Most have given cause for grumbling in certain quarters, but none have caused the national debate Aki has.
It might be to do with the comments Aki made, but it might be something else.
Maybe it is the fact that Bundee Aki’s Pacific heritage makes him stand out and makes him more noticeable to people. Maybe for some his name does not fit, maybe for others it is his face that doesn’t fit.
Stander, another player for Ireland under the residency rule, has learned the Irish national anthem and has gone the extra mile to be Irish and embrace what it means.
In reality, what you learn – and even to an extent what you feel – does not distinguish two professional athletes with no affinity to a country, except for the fact they have worked in it.
Payne, Stander and Herring have an obvious thing in common: they are white, they can slip into an Irish squad and the average punter does not notice.
Unless you know the player, you are none the wiser that Herring is a South African, born and bred.

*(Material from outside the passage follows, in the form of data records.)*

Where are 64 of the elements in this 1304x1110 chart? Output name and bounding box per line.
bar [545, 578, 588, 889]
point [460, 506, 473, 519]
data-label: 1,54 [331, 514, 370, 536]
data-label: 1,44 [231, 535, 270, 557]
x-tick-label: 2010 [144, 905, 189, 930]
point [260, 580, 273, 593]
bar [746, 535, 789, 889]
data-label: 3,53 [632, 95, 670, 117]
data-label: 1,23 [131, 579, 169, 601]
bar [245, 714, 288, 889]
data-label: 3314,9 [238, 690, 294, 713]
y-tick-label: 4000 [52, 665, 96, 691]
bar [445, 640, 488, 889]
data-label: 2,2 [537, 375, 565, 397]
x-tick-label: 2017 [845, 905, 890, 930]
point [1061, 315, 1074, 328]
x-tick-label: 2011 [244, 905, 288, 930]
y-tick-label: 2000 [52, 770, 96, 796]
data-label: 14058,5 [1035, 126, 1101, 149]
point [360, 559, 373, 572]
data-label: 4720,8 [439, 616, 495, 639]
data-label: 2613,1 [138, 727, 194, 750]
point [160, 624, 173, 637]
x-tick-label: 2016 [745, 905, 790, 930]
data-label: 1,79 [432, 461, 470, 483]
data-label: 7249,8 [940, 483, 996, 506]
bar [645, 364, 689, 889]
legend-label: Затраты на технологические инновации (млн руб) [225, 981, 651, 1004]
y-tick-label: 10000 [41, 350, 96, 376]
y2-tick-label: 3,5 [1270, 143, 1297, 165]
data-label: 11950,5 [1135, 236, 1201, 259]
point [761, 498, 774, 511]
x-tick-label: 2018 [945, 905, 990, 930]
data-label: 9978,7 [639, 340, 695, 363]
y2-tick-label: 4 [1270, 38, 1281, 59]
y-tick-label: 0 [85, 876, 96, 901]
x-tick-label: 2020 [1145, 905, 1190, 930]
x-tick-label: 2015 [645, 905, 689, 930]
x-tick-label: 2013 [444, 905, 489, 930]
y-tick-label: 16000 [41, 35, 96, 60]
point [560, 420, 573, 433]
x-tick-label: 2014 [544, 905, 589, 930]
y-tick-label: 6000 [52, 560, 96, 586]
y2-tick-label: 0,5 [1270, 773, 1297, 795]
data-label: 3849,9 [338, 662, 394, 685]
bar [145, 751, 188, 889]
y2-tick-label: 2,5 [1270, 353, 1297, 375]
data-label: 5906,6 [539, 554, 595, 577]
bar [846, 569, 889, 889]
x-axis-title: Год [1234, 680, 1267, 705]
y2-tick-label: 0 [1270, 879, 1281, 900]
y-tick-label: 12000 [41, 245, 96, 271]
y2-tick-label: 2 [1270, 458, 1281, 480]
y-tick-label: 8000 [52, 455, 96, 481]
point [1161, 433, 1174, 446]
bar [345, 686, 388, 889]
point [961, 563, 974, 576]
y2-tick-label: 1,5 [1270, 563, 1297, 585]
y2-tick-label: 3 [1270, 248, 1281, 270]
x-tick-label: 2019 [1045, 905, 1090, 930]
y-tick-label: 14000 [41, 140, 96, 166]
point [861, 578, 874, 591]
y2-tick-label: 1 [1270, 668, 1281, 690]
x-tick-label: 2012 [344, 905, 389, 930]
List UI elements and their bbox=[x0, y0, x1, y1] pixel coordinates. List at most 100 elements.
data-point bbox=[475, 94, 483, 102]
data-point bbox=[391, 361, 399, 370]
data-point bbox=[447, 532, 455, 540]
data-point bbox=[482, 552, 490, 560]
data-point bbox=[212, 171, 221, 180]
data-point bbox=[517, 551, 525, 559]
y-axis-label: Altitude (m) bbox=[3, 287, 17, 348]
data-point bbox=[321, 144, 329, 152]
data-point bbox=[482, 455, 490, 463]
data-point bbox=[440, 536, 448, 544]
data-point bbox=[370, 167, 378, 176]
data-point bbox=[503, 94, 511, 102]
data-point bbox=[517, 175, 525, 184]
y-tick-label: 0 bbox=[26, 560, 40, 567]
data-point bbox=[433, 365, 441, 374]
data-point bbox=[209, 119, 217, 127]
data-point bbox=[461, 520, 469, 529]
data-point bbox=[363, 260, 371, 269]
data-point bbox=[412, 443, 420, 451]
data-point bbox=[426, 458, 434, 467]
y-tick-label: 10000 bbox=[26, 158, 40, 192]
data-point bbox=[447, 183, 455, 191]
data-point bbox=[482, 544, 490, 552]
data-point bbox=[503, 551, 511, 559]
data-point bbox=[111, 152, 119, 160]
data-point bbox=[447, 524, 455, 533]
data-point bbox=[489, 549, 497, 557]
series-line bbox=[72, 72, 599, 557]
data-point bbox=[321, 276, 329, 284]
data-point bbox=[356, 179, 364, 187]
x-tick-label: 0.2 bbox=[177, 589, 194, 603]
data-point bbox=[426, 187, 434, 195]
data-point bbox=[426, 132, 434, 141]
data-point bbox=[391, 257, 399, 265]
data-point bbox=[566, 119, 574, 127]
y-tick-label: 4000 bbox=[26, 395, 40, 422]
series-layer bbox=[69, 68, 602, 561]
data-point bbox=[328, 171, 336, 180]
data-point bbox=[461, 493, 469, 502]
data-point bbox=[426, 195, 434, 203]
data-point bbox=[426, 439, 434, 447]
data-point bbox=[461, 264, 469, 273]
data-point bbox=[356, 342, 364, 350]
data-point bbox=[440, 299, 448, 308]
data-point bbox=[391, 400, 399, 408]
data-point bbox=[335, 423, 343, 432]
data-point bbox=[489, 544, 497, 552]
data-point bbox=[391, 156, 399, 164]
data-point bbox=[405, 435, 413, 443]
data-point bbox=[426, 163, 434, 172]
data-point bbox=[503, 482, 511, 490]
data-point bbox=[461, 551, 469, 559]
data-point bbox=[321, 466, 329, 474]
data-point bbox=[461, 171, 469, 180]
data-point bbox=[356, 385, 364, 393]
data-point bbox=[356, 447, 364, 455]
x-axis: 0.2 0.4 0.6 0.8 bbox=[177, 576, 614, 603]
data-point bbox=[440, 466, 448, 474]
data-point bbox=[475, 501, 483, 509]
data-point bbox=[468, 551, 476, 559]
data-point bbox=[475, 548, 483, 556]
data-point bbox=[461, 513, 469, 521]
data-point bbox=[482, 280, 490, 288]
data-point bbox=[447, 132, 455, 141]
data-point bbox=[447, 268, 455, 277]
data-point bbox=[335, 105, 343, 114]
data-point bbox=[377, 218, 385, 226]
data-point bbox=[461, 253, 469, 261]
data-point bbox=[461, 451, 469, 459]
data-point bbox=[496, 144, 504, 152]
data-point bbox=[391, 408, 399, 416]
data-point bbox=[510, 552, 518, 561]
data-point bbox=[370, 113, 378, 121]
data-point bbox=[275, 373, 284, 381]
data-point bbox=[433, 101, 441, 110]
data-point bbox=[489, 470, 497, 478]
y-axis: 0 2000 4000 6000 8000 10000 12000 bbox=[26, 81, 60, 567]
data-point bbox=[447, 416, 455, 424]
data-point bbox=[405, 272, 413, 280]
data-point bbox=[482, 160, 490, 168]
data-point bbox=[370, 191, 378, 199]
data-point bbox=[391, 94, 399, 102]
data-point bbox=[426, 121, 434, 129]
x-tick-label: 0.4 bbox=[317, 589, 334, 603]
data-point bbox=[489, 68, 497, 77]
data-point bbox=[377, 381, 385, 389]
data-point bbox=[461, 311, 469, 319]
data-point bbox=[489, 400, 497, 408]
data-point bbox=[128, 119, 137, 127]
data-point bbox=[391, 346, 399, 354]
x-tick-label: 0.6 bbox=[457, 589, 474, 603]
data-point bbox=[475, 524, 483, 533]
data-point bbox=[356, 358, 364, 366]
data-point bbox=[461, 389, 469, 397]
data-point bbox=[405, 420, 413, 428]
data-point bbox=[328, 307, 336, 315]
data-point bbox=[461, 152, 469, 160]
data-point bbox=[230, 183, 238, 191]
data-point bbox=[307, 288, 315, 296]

I am not accusing a nation of being racist, but it is a lot easier to see a perceived problem when the visual is on the front page.
It is not Aki’s fault that Ireland have offered him that opportunity. The coverage on him personally is, as Connor Muray said to the press earlier this week, incredibly unfair.
It might be an overreaction maybe he is the import that broke the camel’s back, maybe he is just that one player too many.
There is no doubt Bundee Aki is merely playing by the rules, not making them. He has earned his right to play for Ireland, not by birth, but through his performances and immense rugby talent.